The test could also help the one in 300 woman who carry a faulty gene known as BRCA1 or BRCA2. Two-thirds of them will develop breast cancer before the age of 80 and 45% who carry BRCA1 will get ovarian cancer.
At present the options to reduce their risks are limited – a double mastectomy or having their ovaries removed.
By combining the gene test for BRCA1 and BRCA2 with this extra genetic information, women who have a high number of the newly identified markers could find they have a nearly 100% risk of getting breast cancer.
In contrast, those with the protective versions of the genetic changes could see their risk drop to as low as 20%.
Dr Antonis Antoniou, CRUK senior fellow at the University of Cambridge, said: “Our research puts us on the verge of being able to give women a much more accurate picture of how likely they are to develop breast or ovarian cancer and would help to guide them about the most appropriate type and time of prevention or monitoring options for them.”
For men, the lifetime risk of developing prostate cancer is one in eight.
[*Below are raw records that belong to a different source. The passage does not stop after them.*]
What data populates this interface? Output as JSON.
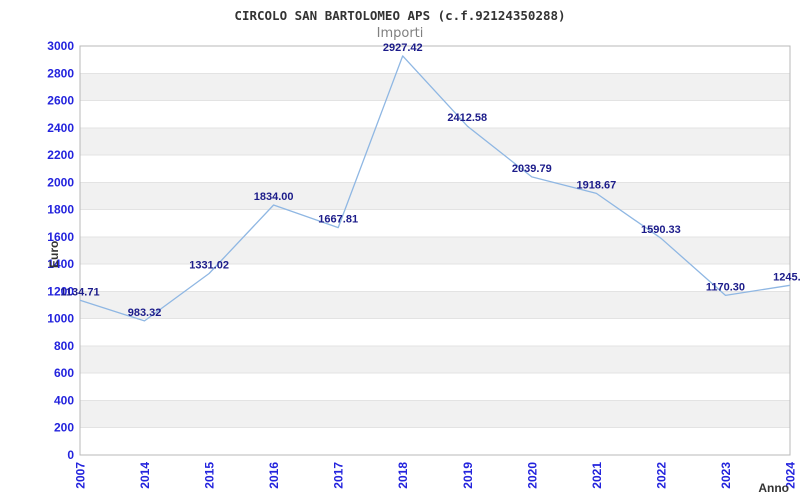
{
  "header": {
    "title": "CIRCOLO SAN BARTOLOMEO APS (c.f.92124350288)",
    "subtitle": "Importi"
  },
  "chart_data": {
    "type": "line",
    "title": "CIRCOLO SAN BARTOLOMEO APS (c.f.92124350288)",
    "subtitle": "Importi",
    "xlabel": "Anno",
    "ylabel": "Euro",
    "categories": [
      "2007",
      "2014",
      "2015",
      "2016",
      "2017",
      "2018",
      "2019",
      "2020",
      "2021",
      "2022",
      "2023",
      "2024"
    ],
    "values": [
      1134.71,
      983.32,
      1331.02,
      1834.0,
      1667.81,
      2927.42,
      2412.58,
      2039.79,
      1918.67,
      1590.33,
      1170.3,
      1245.0
    ],
    "point_labels": [
      "1134.71",
      "983.32",
      "1331.02",
      "1834.00",
      "1667.81",
      "2927.42",
      "2412.58",
      "2039.79",
      "1918.67",
      "1590.33",
      "1170.30",
      "1245.0"
    ],
    "ylim": [
      0,
      3000
    ],
    "ytick_step": 200,
    "grid": "horizontal-bands",
    "legend_position": "none",
    "colors": {
      "line": "#8fb7e3",
      "tick_label": "#2323dd",
      "point_label": "#1c1c8a",
      "band_alt": "#f1f1f1",
      "band_main": "#ffffff",
      "gridline": "#e3e3e3",
      "plot_border": "#b8b8b8",
      "title": "#333333",
      "subtitle": "#808080",
      "axis_title": "#333333"
    }
  }
}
But for 1% who carry a significant number of genetic alterations, the risk rises to one in two.
Unlike for breast cancer, there is no screening programme for the disease.
The prostate-specific antigen or PSA test, looks for protein markers in the blood and high levels may be an indicator or prostate cancer. But it is unreliable.
Furthermore, about two-thirds of men who get prostate cancer have a slow-growing “indolent” form of the disease that will not kill them.
Treatment options include prostate removal, radiotherapy and hormone treatment, But for every life saved through treatment for prostate cancer, it is thought that between 12 to 48 men are treated unnecessarily. Many patients opt for “watchful waiting”, monitoring the cancer.
Sixteen of the 23 newly identified genetic markers are associated with aggressive forms of the disease so may help clinicians and patients decide on the best form of treatment.
Prof Ros Eeles, from the ICR, said: “These results are the single biggest leap forward in finding the genetic causes of prostate cancer.
“If further studies show such men benefit from regular screening, we could have a big impact on the number of people dying from the disease, which is still far too high.”